Let $R$ be an integral domain with fraction field $Q(R)$. Let $M$ be an $R$-module such that $\mathrm{Ann}_R (M)\ne \{0\}$. If $V$ is a $Q(R)$-vector space (hence also an $R$-module), then how to show that $\mathrm{Ext}_R^n(V,M)=\mathrm{Tor}^R_n (V,M)=\{0\}$ ?

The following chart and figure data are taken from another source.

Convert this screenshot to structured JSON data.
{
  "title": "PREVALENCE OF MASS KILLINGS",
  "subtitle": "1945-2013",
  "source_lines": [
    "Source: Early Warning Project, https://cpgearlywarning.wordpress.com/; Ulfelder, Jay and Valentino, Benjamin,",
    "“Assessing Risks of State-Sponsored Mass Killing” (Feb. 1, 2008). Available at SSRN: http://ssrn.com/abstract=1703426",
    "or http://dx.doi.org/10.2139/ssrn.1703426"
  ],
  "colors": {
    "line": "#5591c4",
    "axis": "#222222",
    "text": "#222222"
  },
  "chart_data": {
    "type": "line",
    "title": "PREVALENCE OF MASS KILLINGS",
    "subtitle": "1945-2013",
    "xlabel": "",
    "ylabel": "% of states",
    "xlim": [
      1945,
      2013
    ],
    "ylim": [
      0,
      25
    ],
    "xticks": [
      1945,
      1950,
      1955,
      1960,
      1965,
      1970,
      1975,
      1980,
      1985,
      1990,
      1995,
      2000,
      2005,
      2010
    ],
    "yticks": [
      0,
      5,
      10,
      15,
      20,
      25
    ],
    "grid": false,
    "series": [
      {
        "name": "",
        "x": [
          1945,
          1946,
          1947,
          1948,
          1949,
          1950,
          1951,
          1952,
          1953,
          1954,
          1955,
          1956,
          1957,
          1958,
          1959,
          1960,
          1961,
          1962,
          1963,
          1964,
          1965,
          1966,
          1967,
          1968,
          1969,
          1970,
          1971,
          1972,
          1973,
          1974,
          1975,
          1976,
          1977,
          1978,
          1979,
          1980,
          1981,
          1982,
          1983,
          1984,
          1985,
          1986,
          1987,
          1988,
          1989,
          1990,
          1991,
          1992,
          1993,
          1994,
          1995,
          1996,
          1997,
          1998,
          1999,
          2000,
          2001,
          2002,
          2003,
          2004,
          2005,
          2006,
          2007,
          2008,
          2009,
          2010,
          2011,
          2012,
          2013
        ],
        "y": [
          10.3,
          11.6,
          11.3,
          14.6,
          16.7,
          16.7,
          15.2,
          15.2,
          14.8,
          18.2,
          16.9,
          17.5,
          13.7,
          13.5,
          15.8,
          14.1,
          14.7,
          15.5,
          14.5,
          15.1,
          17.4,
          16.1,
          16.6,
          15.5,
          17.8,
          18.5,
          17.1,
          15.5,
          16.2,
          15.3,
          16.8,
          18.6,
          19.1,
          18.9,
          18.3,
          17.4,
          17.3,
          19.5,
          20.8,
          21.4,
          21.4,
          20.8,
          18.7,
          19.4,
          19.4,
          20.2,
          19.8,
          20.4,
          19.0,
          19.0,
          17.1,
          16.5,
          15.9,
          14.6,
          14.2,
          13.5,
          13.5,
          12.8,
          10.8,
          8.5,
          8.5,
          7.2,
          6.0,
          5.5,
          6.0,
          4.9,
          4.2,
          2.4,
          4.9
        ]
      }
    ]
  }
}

I can easily see that $V \otimes_R M=\{0\}=\mathrm{Hom}_R(V,M)$, but I can't see what happens with the higher derived functors.
Please help.
This is immediate from the fact that Ext and Tor are $R$-linear in each variable. Let us look at Ext; Tor works that same way. Let $r\in R$ be a nonzero element that annihilates $M$. The multiplication by $r$ map $\operatorname{Ext}^n_R(V,M)\to \operatorname{Ext}^n_R(V,M)$ can be described in two different ways: it is induced by applying the functor $\operatorname{Ext}^n_R(V,-)$ to the map $r:M\to M$, and it is also induced by applying the functor $\operatorname{Ext}^n_R(-,M)$ to $r:V\to V$. Since $r:M\to M$ is the zero map, this means $r:\operatorname{Ext}^n_R(V,M)\to \operatorname{Ext}^n_R(V,M)$ is $0$. But $r:V\to V$ is an isomorphism, so $r:\operatorname{Ext}^n_R(V,M)\to \operatorname{Ext}^n_R(V,M)$ is an isomorphism. That is, the zero map $\operatorname{Ext}^n_R(V,M)\to \operatorname{Ext}^n_R(V,M)$ is an isomorphism, so $\operatorname{Ext}^n_R(V,M)=0$.